Alors, je sais, je sais, dans tous les noms que j’ai dits, il n’y a pas de nom de femmes. Je vais vous raconter alors une histoire qu’on m’a dite à Cambridge, à l’époque où j’étais là. Voilà, ça se passe à la High Table d’un des collèges prestigieux de cette université. Et la conversation, c’est à propos de la musique.
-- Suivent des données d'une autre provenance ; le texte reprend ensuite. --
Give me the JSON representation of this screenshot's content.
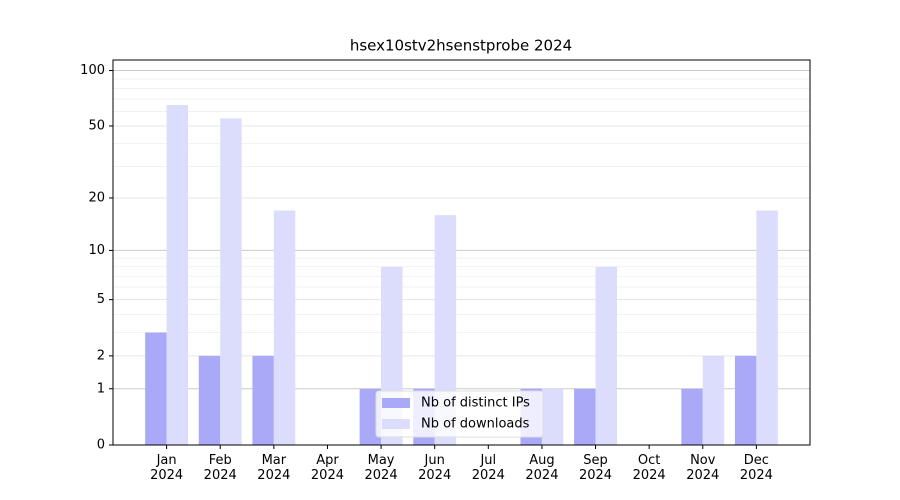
{
  "chart_data": {
    "type": "bar",
    "title": "hsex10stv2hsenstprobe 2024",
    "categories": [
      "Jan 2024",
      "Feb 2024",
      "Mar 2024",
      "Apr 2024",
      "May 2024",
      "Jun 2024",
      "Jul 2024",
      "Aug 2024",
      "Sep 2024",
      "Oct 2024",
      "Nov 2024",
      "Dec 2024"
    ],
    "series": [
      {
        "name": "Nb of distinct IPs",
        "color": "#a9a9f7",
        "values": [
          3,
          2,
          2,
          0,
          1,
          1,
          0,
          1,
          1,
          0,
          1,
          2
        ]
      },
      {
        "name": "Nb of downloads",
        "color": "#dcdcfc",
        "values": [
          65,
          55,
          17,
          0,
          8,
          16,
          0,
          1,
          8,
          0,
          2,
          17
        ]
      }
    ],
    "yscale": "log1p",
    "ylim": [
      0,
      114
    ],
    "yticks": [
      0,
      1,
      2,
      5,
      10,
      20,
      50,
      100
    ],
    "minor_yticks": [
      3,
      4,
      6,
      7,
      8,
      9,
      30,
      40,
      60,
      70,
      80,
      90
    ],
    "grid": true,
    "legend": "lower center"
  }
}
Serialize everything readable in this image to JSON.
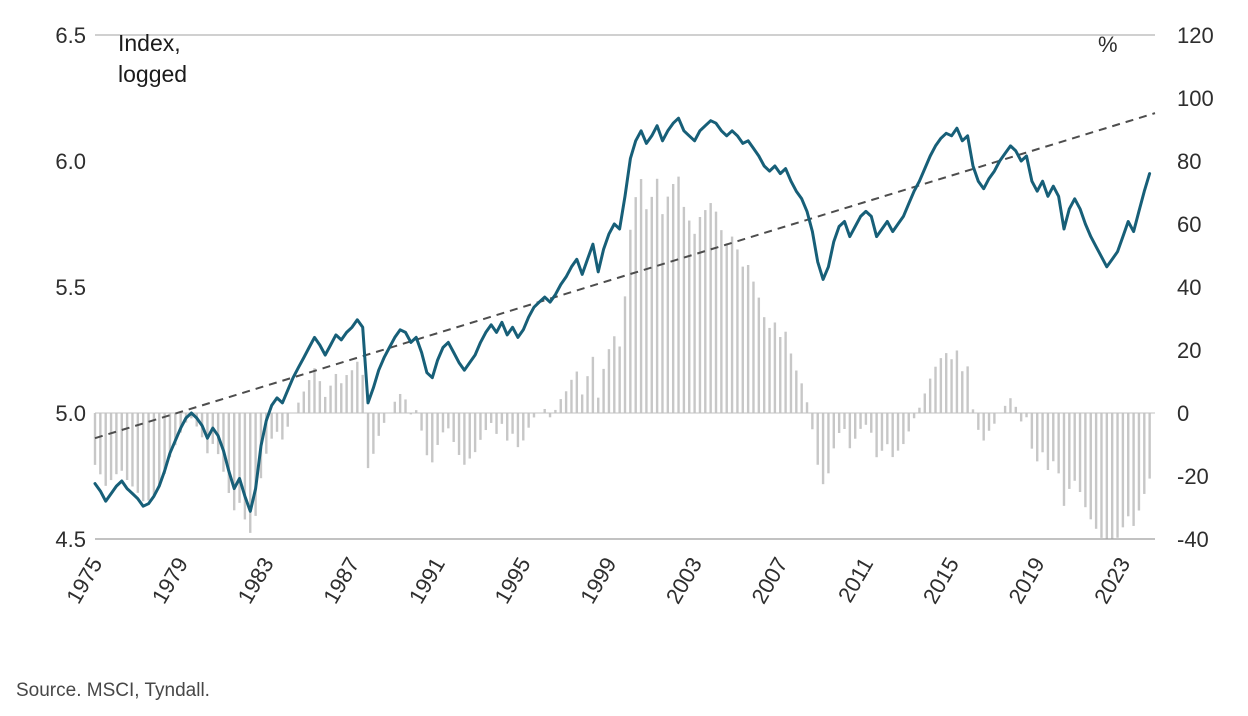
{
  "labels": {
    "index_label": "Index,\nlogged",
    "percent_label": "%",
    "source": "Source. MSCI, Tyndall."
  },
  "colors": {
    "index_line": "#175f78",
    "trend_line": "#4d4d4d",
    "deviation_bars": "#c7c7c7",
    "axis_text": "#2e2e2e"
  },
  "chart_data": {
    "type": "line",
    "x_start": 1975,
    "x_step_years": 0.25,
    "x_end": 2024.25,
    "x_domain": [
      1975,
      2024.5
    ],
    "left_axis": {
      "label": "Index, logged",
      "min": 4.5,
      "max": 6.5,
      "ticks": [
        "6.5",
        "6.0",
        "5.5",
        "5.0",
        "4.5"
      ]
    },
    "right_axis": {
      "label": "%",
      "min": -40,
      "max": 120,
      "ticks": [
        120,
        100,
        80,
        60,
        40,
        20,
        0,
        -20,
        -40
      ]
    },
    "x_axis": {
      "ticks": [
        1975,
        1979,
        1983,
        1987,
        1991,
        1995,
        1999,
        2003,
        2007,
        2011,
        2015,
        2019,
        2023
      ]
    },
    "series": [
      {
        "name": "index_logged",
        "type": "line",
        "axis": "left",
        "color": "#175f78",
        "values": [
          4.72,
          4.69,
          4.65,
          4.68,
          4.71,
          4.73,
          4.7,
          4.68,
          4.66,
          4.63,
          4.64,
          4.67,
          4.71,
          4.77,
          4.84,
          4.89,
          4.94,
          4.98,
          5.0,
          4.98,
          4.95,
          4.9,
          4.94,
          4.91,
          4.85,
          4.77,
          4.7,
          4.74,
          4.67,
          4.61,
          4.7,
          4.87,
          4.97,
          5.03,
          5.06,
          5.04,
          5.09,
          5.14,
          5.18,
          5.22,
          5.26,
          5.3,
          5.27,
          5.23,
          5.27,
          5.31,
          5.29,
          5.32,
          5.34,
          5.37,
          5.34,
          5.04,
          5.1,
          5.17,
          5.22,
          5.26,
          5.3,
          5.33,
          5.32,
          5.28,
          5.3,
          5.24,
          5.16,
          5.14,
          5.21,
          5.26,
          5.28,
          5.24,
          5.2,
          5.17,
          5.2,
          5.23,
          5.28,
          5.32,
          5.35,
          5.32,
          5.36,
          5.31,
          5.34,
          5.3,
          5.33,
          5.38,
          5.42,
          5.44,
          5.46,
          5.44,
          5.47,
          5.51,
          5.54,
          5.58,
          5.61,
          5.55,
          5.61,
          5.67,
          5.56,
          5.65,
          5.71,
          5.75,
          5.73,
          5.86,
          6.01,
          6.08,
          6.12,
          6.07,
          6.1,
          6.14,
          6.08,
          6.12,
          6.15,
          6.17,
          6.12,
          6.1,
          6.08,
          6.12,
          6.14,
          6.16,
          6.15,
          6.12,
          6.1,
          6.12,
          6.1,
          6.07,
          6.08,
          6.05,
          6.02,
          5.98,
          5.96,
          5.98,
          5.95,
          5.97,
          5.92,
          5.88,
          5.85,
          5.8,
          5.72,
          5.6,
          5.53,
          5.58,
          5.68,
          5.74,
          5.76,
          5.7,
          5.74,
          5.78,
          5.8,
          5.78,
          5.7,
          5.73,
          5.76,
          5.72,
          5.75,
          5.78,
          5.83,
          5.88,
          5.92,
          5.97,
          6.02,
          6.06,
          6.09,
          6.11,
          6.1,
          6.13,
          6.08,
          6.1,
          5.98,
          5.92,
          5.89,
          5.93,
          5.96,
          6.0,
          6.03,
          6.06,
          6.04,
          6.0,
          6.02,
          5.92,
          5.88,
          5.92,
          5.86,
          5.9,
          5.86,
          5.73,
          5.81,
          5.85,
          5.81,
          5.75,
          5.7,
          5.66,
          5.62,
          5.58,
          5.61,
          5.64,
          5.7,
          5.76,
          5.72,
          5.8,
          5.88,
          5.95
        ]
      },
      {
        "name": "trend",
        "type": "line",
        "style": "dashed",
        "axis": "left",
        "color": "#4d4d4d",
        "endpoints": {
          "x": [
            1975,
            2024.5
          ],
          "y": [
            4.9,
            6.19
          ]
        }
      },
      {
        "name": "deviation_from_trend_pct",
        "type": "bar",
        "axis": "right",
        "color": "#c7c7c7",
        "derived": "(exp(index_logged - trend) - 1) * 100"
      }
    ],
    "source": "Source. MSCI, Tyndall."
  }
}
Il y a quelqu’un qui égrène les noms des très grands musiciens et quand il arrive au bout de sa liste, il y a quelqu’un qui lui dit : « Mais vous avez noté qu’il n’y a pas de noms de femmes dans les noms que vous avez prononcés. » Et la personne lui répond : « Non, il n’y a pas de nom, non plus, de gentlemen britanniques ». Alors, ça c’est ma réponse à toutes les tentatives de condescendance déguisées sous d’autres formes. Vous m’avez compris : les hommes, les femmes, les enfants, nous sommes tous là, dans l’histoire. Nous faisons tous des choses : personne ne s’est abstenu, nulle part. On est « Spaceship Earth », « Vaisseau spatial La Terre » : on est là, tous ensemble ! Il n’y a pas des tire-au-flanc et des gens qu’il faudrait mettre en avant : c’est une entreprise commune !

Bon, quelle époque ! Quelle époque ! Faisons ce que nous pouvons pour que la [chrysalide] devienne [papillon] et qu’on oublie le jus noirâtre dans lequel nous sommes qui est celui de la chrysalide nécessaire. Voilà, à bientôt.